Abstract 399: Abnormal Lipoprotein Metabolism in Mice Lacking All Nitric Oxide Synthase Isoforms
Background: Nitric oxide (NO) is synthesized by 3 NO synthase (NOS) isoforms: nNOS, iNOS, and eNOS. We have recently succeeded in developing mice lacking all NOS isoforms (triply n/i/eNOS−/ − mice) (PNAS 2005). In this study, we examined lipoprotein metabolism in those mice.

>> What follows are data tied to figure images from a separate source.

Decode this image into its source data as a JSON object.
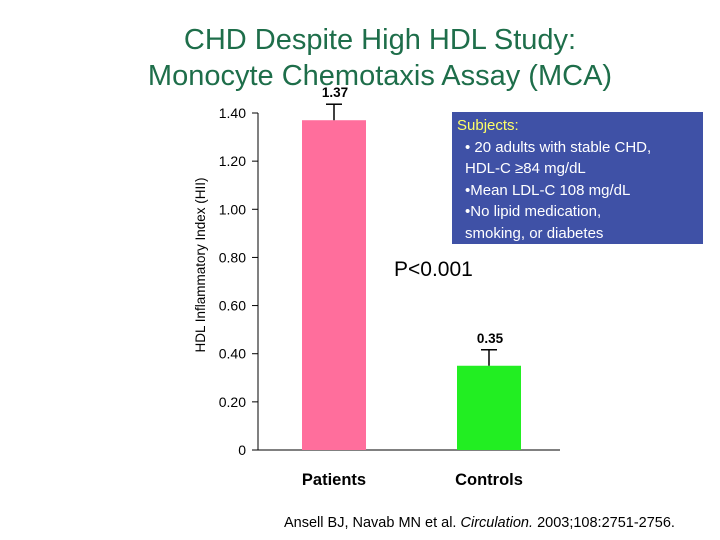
{
  "title": {
    "line1": "CHD Despite High HDL Study:",
    "line2": "Monocyte Chemotaxis Assay (MCA)"
  },
  "subjects": {
    "heading": "Subjects:",
    "lines": [
      "• 20 adults with stable CHD,",
      "HDL-C ≥84 mg/dL",
      "•Mean LDL-C 108 mg/dL",
      "•No lipid medication,",
      "smoking, or diabetes"
    ]
  },
  "p_value": "P<0.001",
  "citation": {
    "authors": "Ansell BJ, Navab MN et al.",
    "journal": "Circulation.",
    "details": "2003;108:2751-2756."
  },
  "colors": {
    "title": "#1e6e4a",
    "patients_bar": "#ff6e9c",
    "controls_bar": "#22ee22",
    "subjects_box": "#3f51a6",
    "subjects_heading": "#ffff66"
  },
  "chart_data": {
    "type": "bar",
    "categories": [
      "Patients",
      "Controls"
    ],
    "values": [
      1.37,
      0.35
    ],
    "data_labels": [
      "1.37",
      "0.35"
    ],
    "ylabel": "HDL Inflammatory Index (HII)",
    "ytick_labels": [
      "0",
      "0.20",
      "0.40",
      "0.60",
      "0.80",
      "1.00",
      "1.20",
      "1.40"
    ],
    "ytick_values": [
      0,
      0.2,
      0.4,
      0.6,
      0.8,
      1.0,
      1.2,
      1.4
    ],
    "ylim": [
      0,
      1.4
    ],
    "error_bars": true,
    "grid": false
  }
}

Methods and Results: Experiments were performed in 3-month-old male wild-type (WT), singly nNOS−/ −, iNOS−/ −, eNOS−/ −, and triply n/i/eNOS−/ − mice maintained on a regular diet (n=7–9). Plasma levels of total cholesterol (mg/dl) were significantly higher in the nNOS−/ − (121±2), iNOS−/ − (154±8), eNOS−/ − (154±6) and the triply n/i/eNOS−/ − mice (152±8) than in the WT mice (104±3) (all P<0.05). Plasma levels of high-density lipoprotein (HDL) cholesterol (mg/dl) were also significantly more elevated in the nNOS−/ − (98±2), iNOS−/ − (121±9), eNOS−/ − (146±3) and the triply n/i/eNOS−/ − mice (105±7) than in the WT mice (65±1) (all P<0.05). In contrast, plasma levels of low-density lipoprotein (LDL) cholesterol (mg/dl) and small dense LDL particle (mg/dl) were both markedly increased only in the triply n/i/eNOS−/ − mice (29.3±2 and 17.5±4, respectively, both P<0.05), but not in any singly NOS−/ − mice, as compared with the WT mice (9.9±0.8 and 5.7±0.5, respectively). Plasma HDL and LDL are bound to the HDL receptor (SR-B1) and the LDL receptor in the liver, respectively, and metabolized in hepatocytes. Notably, the hepatic SR-B1 expression (SR-B1/actin) (evaluated by Western blotting) was significantly more reduced in the singly nNOS−/ − (0.51±0.02), iNOS−/ − (0.51±0.03), eNOS−/ − (0.43±0.04) and the triply n/i/eNOS−/ − mice (0.50±0.02) than in the WT mice (0.65±0.01) (all P<0.05), while the LDL receptor expression (LDL/actin) was markedly decreased only in the triply n/i/eNOS−/ − mice (0.78±0.04), but not in any singly NOS−/ − mice, as compared with the WT mice (1.14±0.03) (P<0.05), suggesting that these lower expressions of the hepatic SR-B1 and LDL receptors may account for the higher levels of plasma HDL and LDL in the singly and triply NOS−/ −mice.
Conclusions: These results indicate for the first time that complete disruption of all NOSs results in abnormal lipoprotein metabolism in mice in vivo, demonstrating a critical role of endogenous NOSs system in maintaining lipoprotein homeostasis.